UNITY: The symmetrical design of the panel imposes a sense of unity in the composition, bringing together the intricately carved natural imagery of the ducks and the ornate repetition of the vegetal motifs that surround them. The ducks, sitting addorsed, reject this sentiment of unity in their existence as a pair. They create two halves of one whole panel and disrupt the otherwise unified organization, showing the complex nature of early medieval craftsmanship.

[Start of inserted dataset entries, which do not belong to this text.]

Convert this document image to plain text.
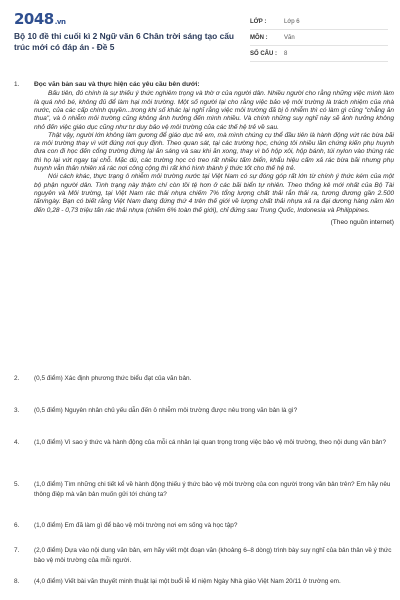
2048.vn
Bộ 10 đề thi cuối kì 2 Ngữ văn 6 Chân trời sáng tạo cấu trúc mới có đáp án - Đề 5
LỚP :	Lớp 6
MÔN :	Văn
SỐ CÂU :	8
1.	Đọc văn bản sau và thực hiện các yêu cầu bên dưới:

Bấu tiên, đó chính là sự thiếu ý thức nghiêm trọng và thờ ơ của người dân. Nhiều người cho rằng những việc mình làm là quá nhỏ bé, không đủ để làm hại môi trường. Một số người lại cho rằng việc bảo vệ môi trường là trách nhiệm của nhà nước, của các cấp chính quyền...trong khi số khác lại nghĩ rằng việc môi trường đã bị ô nhiễm thì có làm gì cũng "chẳng ăn thua", và ô nhiễm môi trường cũng không ảnh hưởng đến mình nhiều. Và chính những suy nghĩ này sẽ ảnh hưởng không nhỏ đến việc giáo dục cũng như tư duy bảo vệ môi trường của các thế hệ trẻ về sau.

Thật vậy, người lớn không làm gương để giáo dục trẻ em, mà mình chúng cụ thể đầu tiên là hành động vứt rác bừa bãi ra môi trường thay vì vứt đúng nơi quy định. Theo quan sát, tại các trường học, chúng tôi nhiều lần chứng kiến phụ huynh đưa con đi học đến cổng trường đứng lại ăn sáng và sau khi ăn xong, thay vì bỏ hộp xôi, hộp bánh, túi nylon vào thùng rác thì họ lại vứt ngay tại chỗ. Mặc dù, các trường học có treo rất nhiều tấm biển, khẩu hiệu cấm xả rác bừa bãi nhưng phụ huynh vẫn thản nhiên xả rác nơi công cộng thì rất khó hình thành ý thức tốt cho thế hệ trẻ.

Nói cách khác, thực trạng ô nhiễm môi trường nước tại Việt Nam có sự đóng góp rất lớn từ chính ý thức kém của một bộ phận người dân. Tình trạng này thậm chí còn tồi tệ hơn ở các bãi biển tự nhiên. Theo thống kê mới nhất của Bộ Tài nguyên và Môi trường, tại Việt Nam rác thải nhựa chiếm 7% tổng lượng chất thải rắn thải ra, tương đương gần 2.500 tấn/ngày. Bạn có biết rằng Việt Nam đang đứng thứ 4 trên thế giới về lượng chất thải nhựa xả ra đại dương hàng năm lên đến 0,28 - 0,73 triệu tấn rác thải nhựa (chiếm 6% toàn thế giới), chỉ đứng sau Trung Quốc, Indonesia và Philippines.

(Theo nguồn internet)
2.	(0,5 điểm) Xác định phương thức biểu đạt của văn bản.
3.	(0,5 điểm) Nguyên nhân chủ yếu dẫn đến ô nhiễm môi trường được nêu trong văn bản là gì?
4.	(1,0 điểm) Vì sao ý thức và hành động của mỗi cá nhân lại quan trọng trong việc bảo vệ môi trường, theo nội dung văn bản?
5.	(1,0 điểm) Tìm những chi tiết kể về hành động thiếu ý thức bảo vệ môi trường của con người trong văn bản trên? Em hãy nêu thông điệp mà văn bản muốn gửi tới chúng ta?
6.	(1,0 điểm) Em đã làm gì để bảo vệ môi trường nơi em sống và học tập?
7.	(2,0 điểm) Dựa vào nội dung văn bản, em hãy viết một đoạn văn (khoảng 6–8 dòng) trình bày suy nghĩ của bản thân về ý thức bảo vệ môi trường của mỗi người.
8.	(4,0 điểm) Viết bài văn thuyết minh thuật lại một buổi lễ kỉ niệm Ngày Nhà giáo Việt Nam 20/11 ở trường em.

DIVINITY: This visual image of a duck with a floating ribbon around its neck was a typical motif exhibited by the design work of the Sasanian empire, who were in power in the Middle East during the sixth century. The Sasanians controlled this area before the early Muslim conquests, and certainly before the First Crusade. These images above shows a 6th-century frieze wall painting decorating the front of an earthen bench that ran around the cave wall at the Buddhist Kizil Monastery Complex in Kucha, or modern day China. During this time, Kucha was a commercial hub for the Silk Road. As the Relief with Addorsed Ducks is thought to be from medieval Sorrento, Italy, a similar designwork found as far away as China is a testament to how far the designs and exchange of production techniques truly traveled. The frieze shows ducks in pearled roundels facing each other, holding garlands of jewels and pearls in their beaks. They are also wearing floating ribbons and pearl collars around their necks. Some scholars argue that this symbol serves as a symbolic garland or crown to connect the piece, its function, or the birds themselves with imperial power. Known as pativs, the divine power and glory assumed by the ruler could then be understood as translated to motif reflected in the panel. In addition to the focus object of this exhibition page, the Relief with Addorsed Ducks, the Dumbarton Oaks collection owns another marble panel centrally designed by a duck wearing the ribbon symbol.

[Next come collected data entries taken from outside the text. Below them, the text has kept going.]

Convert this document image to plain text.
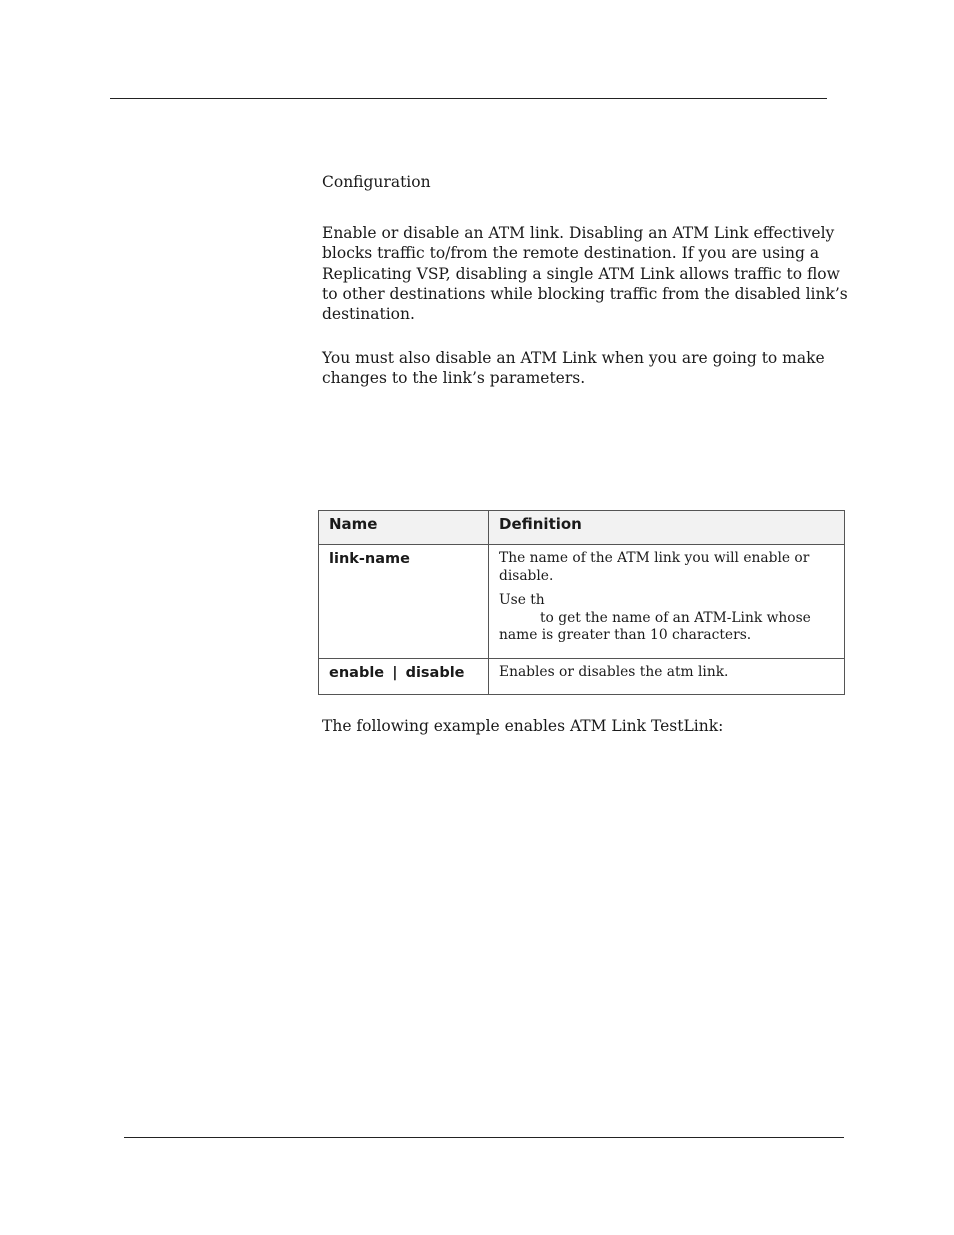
Configuration

Enable or disable an ATM link. Disabling an ATM Link effectively blocks traffic to/from the remote destination. If you are using a Replicating VSP, disabling a single ATM Link allows traffic to flow to other destinations while blocking traffic from the disabled link’s destination.

You must also disable an ATM Link when you are going to make changes to the link’s parameters.

Name	Definition

link-name	The name of the ATM link you will enable or disable.

Use th
to get the name of an ATM-Link whose name is greater than 10 characters.

enable | disable	Enables or disables the atm link.

The following example enables ATM Link TestLink:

REGENERATION: The medallion or roundel form surrounded by a frame of pearl beadings indicates a signature characteristic of eastern Sasanian designs. The circular pattern is indicative of continuity and the cyclical nature of life itself. Many of the eastern medallion textiles and stucco work featured an encircled image of the Tree of Life. The motif of the Tree of Life is known to be sacred to many religions and cultures that may have been in contact with each other during Silk Road travels. In a Christian space in medieval Italy, the tree would have been understood in connection with Christ and the Cross. Confronted images of various animals typically accompany these depictions of the Tree of Life, and it is interesting to note the addorsed position of the ducks in the Relief with Addorsed Ducks.